Original, bien équipé – quel que soit le niveau de gamme – et revendiquant un chic à la française, le nouveau 986 compte bien jouer les trouble-fêtes dans la cour des cross-country de compétition. D’autant que ce Look détonne. En effet, la majorité des constructeurs sur ce segment proposent aujourd’hui des produits polyvalents (le nouveau Trek Top Fuel en est un parfait exemple) afin de répondre à une tendance plus fun du cross-country. Avec le 986, Look crée en quelque sorte sa propre niche, celle des VTT de compétition ultras avec la tête dans le guidon et un seul objectif : la performance à tout prix. Cette vision correspond à l’image de marque de Look sur la route mais choque un peu dans le monde du VTT moderne. Surtout que le 996 nous avait justement impressionnés par sa capacité à être mené à la cravache puis à adopter la douceur d’un pédalage de randonnée… Le 986 s’adresse donc avant tout aux vrais pilotes.

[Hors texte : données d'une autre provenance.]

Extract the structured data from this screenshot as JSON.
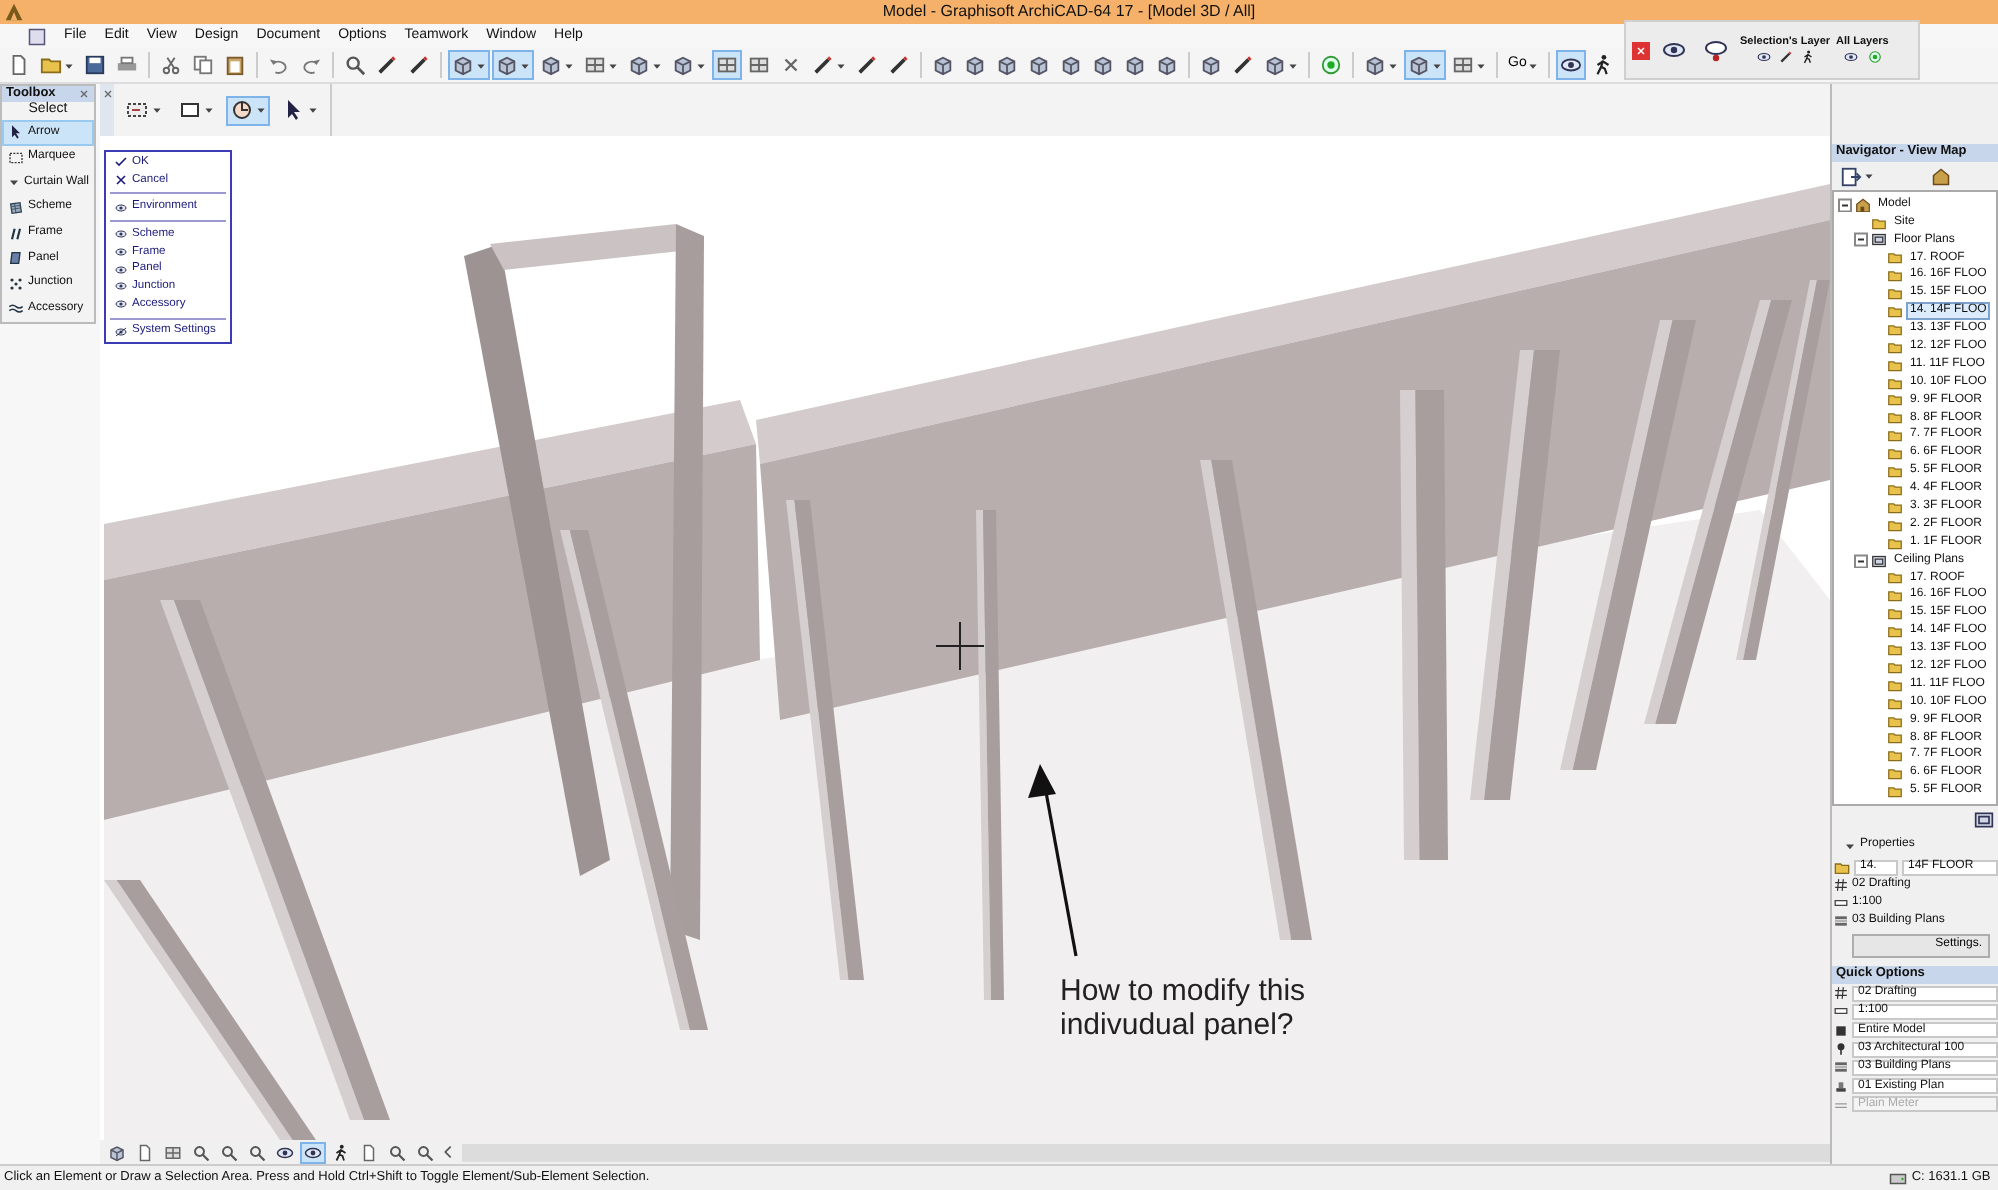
{
  "window": {
    "title": "Model - Graphisoft ArchiCAD-64 17 - [Model 3D / All]"
  },
  "menu": [
    "File",
    "Edit",
    "View",
    "Design",
    "Document",
    "Options",
    "Teamwork",
    "Window",
    "Help"
  ],
  "toolbar": {
    "buttons": [
      {
        "pressed": false
      },
      {
        "pressed": false
      },
      {
        "pressed": false
      },
      {
        "pressed": false
      },
      {
        "pressed": false
      },
      {
        "pressed": false
      },
      {
        "pressed": false
      },
      {
        "pressed": false
      },
      {
        "pressed": false
      },
      {
        "pressed": false
      },
      {
        "pressed": false
      },
      {
        "pressed": false
      },
      {
        "pressed": true
      },
      {
        "pressed": true
      },
      {
        "pressed": false
      },
      {
        "pressed": false
      },
      {
        "pressed": false
      },
      {
        "pressed": false
      },
      {
        "pressed": true
      },
      {
        "pressed": false
      },
      {
        "pressed": false
      },
      {
        "pressed": false
      },
      {
        "pressed": false
      },
      {
        "pressed": false
      },
      {
        "pressed": false
      },
      {
        "pressed": false
      },
      {
        "pressed": false
      },
      {
        "pressed": false
      },
      {
        "pressed": false
      },
      {
        "pressed": false
      },
      {
        "pressed": false
      },
      {
        "pressed": false
      },
      {
        "pressed": false
      },
      {
        "pressed": false
      },
      {
        "pressed": false
      },
      {
        "pressed": false
      },
      {
        "pressed": false
      },
      {
        "pressed": true
      },
      {
        "pressed": false
      },
      {
        "pressed": false,
        "label": "Go"
      },
      {
        "pressed": true
      },
      {
        "pressed": false
      }
    ]
  },
  "layers_palette": {
    "selection_layer": "Selection's Layer",
    "all_layers": "All Layers"
  },
  "info_box": {
    "buttons": [
      {
        "pressed": false
      },
      {
        "pressed": false
      },
      {
        "pressed": true
      },
      {
        "pressed": false
      }
    ]
  },
  "toolbox": {
    "title": "Toolbox",
    "section": "Select",
    "tools": [
      {
        "label": "Arrow",
        "selected": true
      },
      {
        "label": "Marquee",
        "selected": false
      }
    ],
    "group": {
      "label": "Curtain Wall",
      "expanded": true,
      "tools": [
        {
          "label": "Scheme",
          "selected": false
        },
        {
          "label": "Frame",
          "selected": false
        },
        {
          "label": "Panel",
          "selected": false
        },
        {
          "label": "Junction",
          "selected": false
        },
        {
          "label": "Accessory",
          "selected": false
        }
      ]
    }
  },
  "context_menu": {
    "items": [
      {
        "kind": "ok",
        "label": "OK"
      },
      {
        "kind": "cancel",
        "label": "Cancel"
      },
      {
        "kind": "separator"
      },
      {
        "kind": "eye",
        "label": "Environment"
      },
      {
        "kind": "separator"
      },
      {
        "kind": "eye",
        "label": "Scheme"
      },
      {
        "kind": "eye",
        "label": "Frame"
      },
      {
        "kind": "eye",
        "label": "Panel"
      },
      {
        "kind": "eye",
        "label": "Junction"
      },
      {
        "kind": "eye",
        "label": "Accessory"
      },
      {
        "kind": "separator"
      },
      {
        "kind": "settings",
        "label": "System Settings"
      }
    ]
  },
  "viewport": {
    "annotation": "How to modify this indivudual panel?"
  },
  "zoom_bar": {
    "buttons": [
      {
        "pressed": false
      },
      {
        "pressed": false
      },
      {
        "pressed": false
      },
      {
        "pressed": false
      },
      {
        "pressed": false
      },
      {
        "pressed": false
      },
      {
        "pressed": false
      },
      {
        "pressed": true
      },
      {
        "pressed": false
      },
      {
        "pressed": false
      },
      {
        "pressed": false
      },
      {
        "pressed": false
      }
    ]
  },
  "navigator": {
    "title": "Navigator - View Map",
    "tree": [
      {
        "label": "Model",
        "selected": false,
        "expanded": true,
        "children": [
          {
            "label": "Site",
            "selected": false
          },
          {
            "label": "Floor Plans",
            "selected": false,
            "expanded": true,
            "children": [
              {
                "label": "17. ROOF",
                "selected": false
              },
              {
                "label": "16. 16F FLOO",
                "selected": false
              },
              {
                "label": "15. 15F FLOO",
                "selected": false
              },
              {
                "label": "14. 14F FLOO",
                "selected": true
              },
              {
                "label": "13. 13F FLOO",
                "selected": false
              },
              {
                "label": "12. 12F FLOO",
                "selected": false
              },
              {
                "label": "11. 11F FLOO",
                "selected": false
              },
              {
                "label": "10. 10F FLOO",
                "selected": false
              },
              {
                "label": "9. 9F FLOOR",
                "selected": false
              },
              {
                "label": "8. 8F FLOOR",
                "selected": false
              },
              {
                "label": "7. 7F FLOOR",
                "selected": false
              },
              {
                "label": "6. 6F FLOOR",
                "selected": false
              },
              {
                "label": "5. 5F FLOOR",
                "selected": false
              },
              {
                "label": "4. 4F FLOOR",
                "selected": false
              },
              {
                "label": "3. 3F FLOOR",
                "selected": false
              },
              {
                "label": "2. 2F FLOOR",
                "selected": false
              },
              {
                "label": "1. 1F FLOOR",
                "selected": false
              }
            ]
          },
          {
            "label": "Ceiling Plans",
            "selected": false,
            "expanded": true,
            "children": [
              {
                "label": "17. ROOF",
                "selected": false
              },
              {
                "label": "16. 16F FLOO",
                "selected": false
              },
              {
                "label": "15. 15F FLOO",
                "selected": false
              },
              {
                "label": "14. 14F FLOO",
                "selected": false
              },
              {
                "label": "13. 13F FLOO",
                "selected": false
              },
              {
                "label": "12. 12F FLOO",
                "selected": false
              },
              {
                "label": "11. 11F FLOO",
                "selected": false
              },
              {
                "label": "10. 10F FLOO",
                "selected": false
              },
              {
                "label": "9. 9F FLOOR",
                "selected": false
              },
              {
                "label": "8. 8F FLOOR",
                "selected": false
              },
              {
                "label": "7. 7F FLOOR",
                "selected": false
              },
              {
                "label": "6. 6F FLOOR",
                "selected": false
              },
              {
                "label": "5. 5F FLOOR",
                "selected": false
              }
            ]
          }
        ]
      }
    ]
  },
  "properties": {
    "title": "Properties",
    "expanded": true,
    "number": "14.",
    "name": "14F FLOOR",
    "rows": [
      "02 Drafting",
      "1:100",
      "03 Building Plans"
    ],
    "button": "Settings."
  },
  "quick_options": {
    "title": "Quick Options",
    "rows": [
      {
        "label": "02 Drafting",
        "disabled": false
      },
      {
        "label": "1:100",
        "disabled": false
      },
      {
        "label": "Entire Model",
        "disabled": false
      },
      {
        "label": "03 Architectural 100",
        "disabled": false
      },
      {
        "label": "03 Building Plans",
        "disabled": false
      },
      {
        "label": "01 Existing Plan",
        "disabled": false
      },
      {
        "label": "Plain Meter",
        "disabled": true
      }
    ]
  },
  "status_bar": {
    "message": "Click an Element or Draw a Selection Area. Press and Hold Ctrl+Shift to Toggle Element/Sub-Element Selection.",
    "disk": "C: 1631.1 GB"
  }
}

Léger, doté d’un freinage rassurant, avec une tenue de cap plus efficace que la plupart de ses concurrents, le 986 se montre agréable à “driver” pour qui en maîtrise les atouts. Ainsi, dans le rapide, il se montre moins bien éduqué que les nouveaux Trek Top Fuel et Specialized Epic qui demandent peu au pilote pour rester dans la bonne trajectoire. Le Look 986 se pilote avec une bonne pogne dès que ça descend rapidement. Pour le reste, un léger manque de motricité en accélération ne sera pas préjudiciable, surtout dans l’optique du pur crosseur : il s’appuiera sur la légèreté de son cadre et sa capacité à retransmettre la puissance pour vous propulser vers l’avant.